Ace on the river ends World Poker Champion run for Batavia native

Ron “Tigar” Penepent has been to Las Vegas a few times. But on this trip, he had the time of his life even if he didn’t win a portion of the more than $15 million pot up for grabs in the 2022 World Poker Tour World Championship.

The Batavia native won his $10,400 buy-in to the tournament and was hoping to make a deep run, but on the third day of play, he got beat by an ace on the river.  Worse, he was the one holding a pair of aces.

“This has been an unbelievable experience,” Penepent said. “It was a bucket list item of mine to play in a big-stakes tournament.”

A love of poker runs in the Penepent family.  His father used to host regular games after hours at Ron’s Shell at Main and Oak in Batavia.

“It was my father, my uncles, a bunch of good friends,” Penepent said.

Penepent joined the World Poker Tour site 20 years ago, and he told his father that he would play in a big tournament one day.

Unfortunately, the elder Penepent passed away a couple of years ago so he didn’t get to see “Tigar” (his nickname since he was a child) sit down at a WPT hold-em table.

About a dozen family members did travel to Vegas to support Penepent during the tournament.  They’ve all been having a good time, he said, and now he’s out of the tournament, he and his wife Patty are going to have some fun, too.

They think they will go to the shop where the TV series “Counting Cars” is filmed, as well as the bar, Vamp’d, owned by the show’s star, as well as the Pawn Stars pawn shop.

As for that final hand, Penepent, who now lives just outside of Chattanooga, Tenn., isn’t calling it a bad beat or even a misplayed hand.

He was on the button (the last position to bet on hand) with blinds of $1,500/$3,000.  His stack was $175,000 to $200,000, about midsize at his table.  To his left is an aggressive player who is by far the chip leader at Penepent’s table.  

When the bet gets to him, and there’s been no raises, Penepent looks down at pocket aces and decides to double the blind, making the bet $6,000.  

The chip leader calls and a guy on Penepent’s right calls.

The flop comes jack, 10, seven.  

Player to the right checks, hero checks, chip leader bets $12,000.  

The guy on the right calls.

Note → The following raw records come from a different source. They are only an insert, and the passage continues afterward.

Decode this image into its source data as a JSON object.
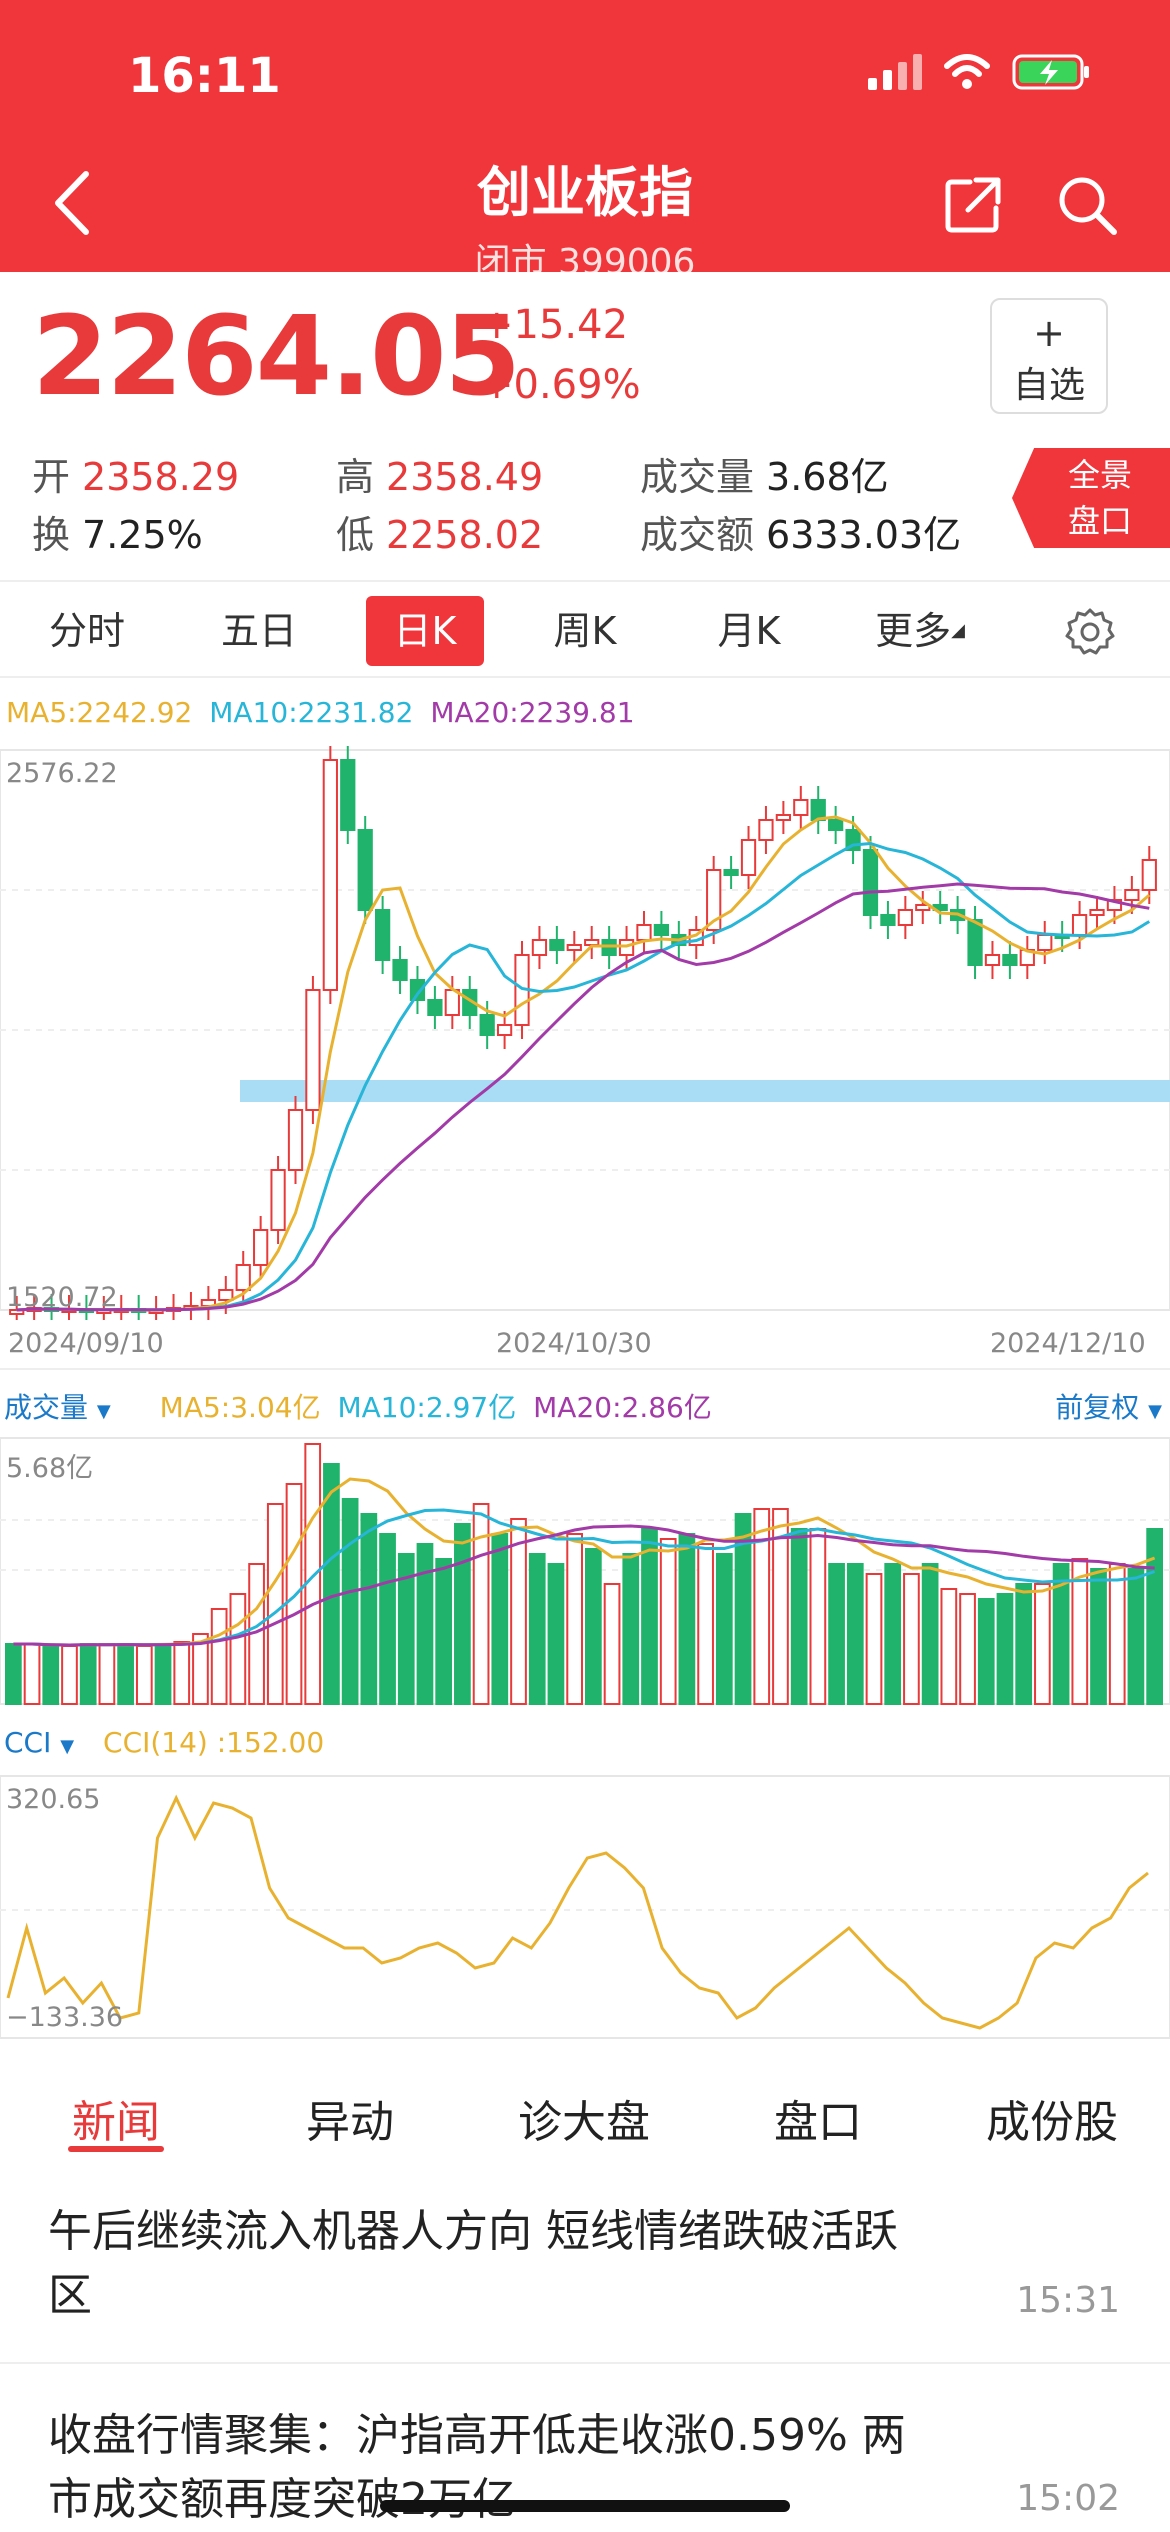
{
  "status": {
    "time": "16:11"
  },
  "header": {
    "title": "创业板指",
    "subtitle": "闭市 399006"
  },
  "quote": {
    "price": "2264.05",
    "change": "+15.42",
    "change_pct": "+0.69%",
    "watch_plus": "+",
    "watch_label": "自选",
    "open_label": "开",
    "open": "2358.29",
    "high_label": "高",
    "high": "2358.49",
    "volume_label": "成交量",
    "volume": "3.68亿",
    "turnover_label": "换",
    "turnover": "7.25%",
    "low_label": "低",
    "low": "2258.02",
    "amount_label": "成交额",
    "amount": "6333.03亿",
    "panorama_line1": "全景",
    "panorama_line2": "盘口"
  },
  "tabs": [
    "分时",
    "五日",
    "日K",
    "周K",
    "月K",
    "更多"
  ],
  "active_tab": "日K",
  "colors": {
    "brand_red": "#f0353b",
    "up": "#e83a3a",
    "down": "#1fb36b",
    "ma5": "#e8b230",
    "ma10": "#27b5d8",
    "ma20": "#a23aa8",
    "support_band": "#a9dcf5"
  },
  "kline": {
    "ma5": "MA5:2242.92",
    "ma10": "MA10:2231.82",
    "ma20": "MA20:2239.81",
    "y_max_label": "2576.22",
    "y_min_label": "1520.72",
    "date_start": "2024/09/10",
    "date_mid": "2024/10/30",
    "date_end": "2024/12/10"
  },
  "volume": {
    "label": "成交量",
    "ma5": "MA5:3.04亿",
    "ma10": "MA10:2.97亿",
    "ma20": "MA20:2.86亿",
    "adjust": "前复权",
    "y_max_label": "5.68亿"
  },
  "cci": {
    "label": "CCI",
    "value": "CCI(14) :152.00",
    "y_max_label": "320.65",
    "y_min_label": "−133.36"
  },
  "news_tabs": [
    "新闻",
    "异动",
    "诊大盘",
    "盘口",
    "成份股"
  ],
  "news": [
    {
      "title": "午后继续流入机器人方向 短线情绪跌破活跃区",
      "time": "15:31"
    },
    {
      "title": "收盘行情聚集：沪指高开低走收涨0.59% 两市成交额再度突破2万亿",
      "time": "15:02"
    }
  ],
  "chart_data": [
    {
      "type": "candlestick",
      "title": "",
      "y_range": [
        1520.72,
        2576.22
      ],
      "x_range": [
        "2024/09/10",
        "2024/12/10"
      ],
      "series": [
        {
          "name": "MA5",
          "value": 2242.92
        },
        {
          "name": "MA10",
          "value": 2231.82
        },
        {
          "name": "MA20",
          "value": 2239.81
        }
      ],
      "last_close": 2264.05
    },
    {
      "type": "bar",
      "title": "成交量",
      "y_max": "5.68亿",
      "series": [
        {
          "name": "MA5",
          "value": "3.04亿"
        },
        {
          "name": "MA10",
          "value": "2.97亿"
        },
        {
          "name": "MA20",
          "value": "2.86亿"
        }
      ]
    },
    {
      "type": "line",
      "title": "CCI",
      "y_range": [
        -133.36,
        320.65
      ],
      "series": [
        {
          "name": "CCI(14)",
          "last": 152.0
        }
      ]
    }
  ]
}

The hero goes all-in.

Chip leader calls.  The guy on the right calls.

Cards up.  Chip leader hit two pair, jack and 10s.  The guy on the right has an open-ended straight draw with a suited king and a queen (meaning either an ace or a nine gives him a straight).

If a jack or a 10 comes on the turn, or the river, the chip leader has a full house.  The only card that can help the straight draw in an ace.

The turn is a deuce.  Our hero’s outs are now one of the three remaining deuces or one of the three remaining sevens. Otherwise, he loses and is out of the tournament.

Mr. straight draw spikes the ace on the river and rakes in a pot of some $500,000 to $600,000, and our hero is headed to the Strip to join the Vegas fun with his family.

“I played the hand the only way I could have played it,” Penepent said. “If I go all in from the start, the chip leader is going to call.”

He also figures he would have gotten a call from both players if he hadn’t check-raised and just gone all-in when it was his turn to bet after the flop.

“I decided to slow play the aces from the start, and I still think that was the best play,” Penepent said.

(The risk of playing pocket aces too aggressively is marginal hands fold, and you miss the opportunity to maximize the value of a strong starting hand. In this case, the marginal hands called — which is what you want — but those players were lucky enough to improve their hands with the community cards.)

Penepent does expect to be on TV when the championship is aired in five or six months.  He said he was interviewed.

He had a chance to meet one of the show’s stars, Vince Van Patten. 

“I talked with Vince Van Patten (about the hand), and he said if he were sitting in the same seat playing the same hand, he would have played it the same way, except maybe he would have made it $9,000 (before the flop).”

Even with the fairly early tournament bust, Penepent said he wants another crack at it. He plans to play in the same satellite tournament that won him this year’s seat again next year.

“I really enjoyed the experience,” Penepent said. “I don’t know if I’m going to get to enjoy it again, but I’m going to try.”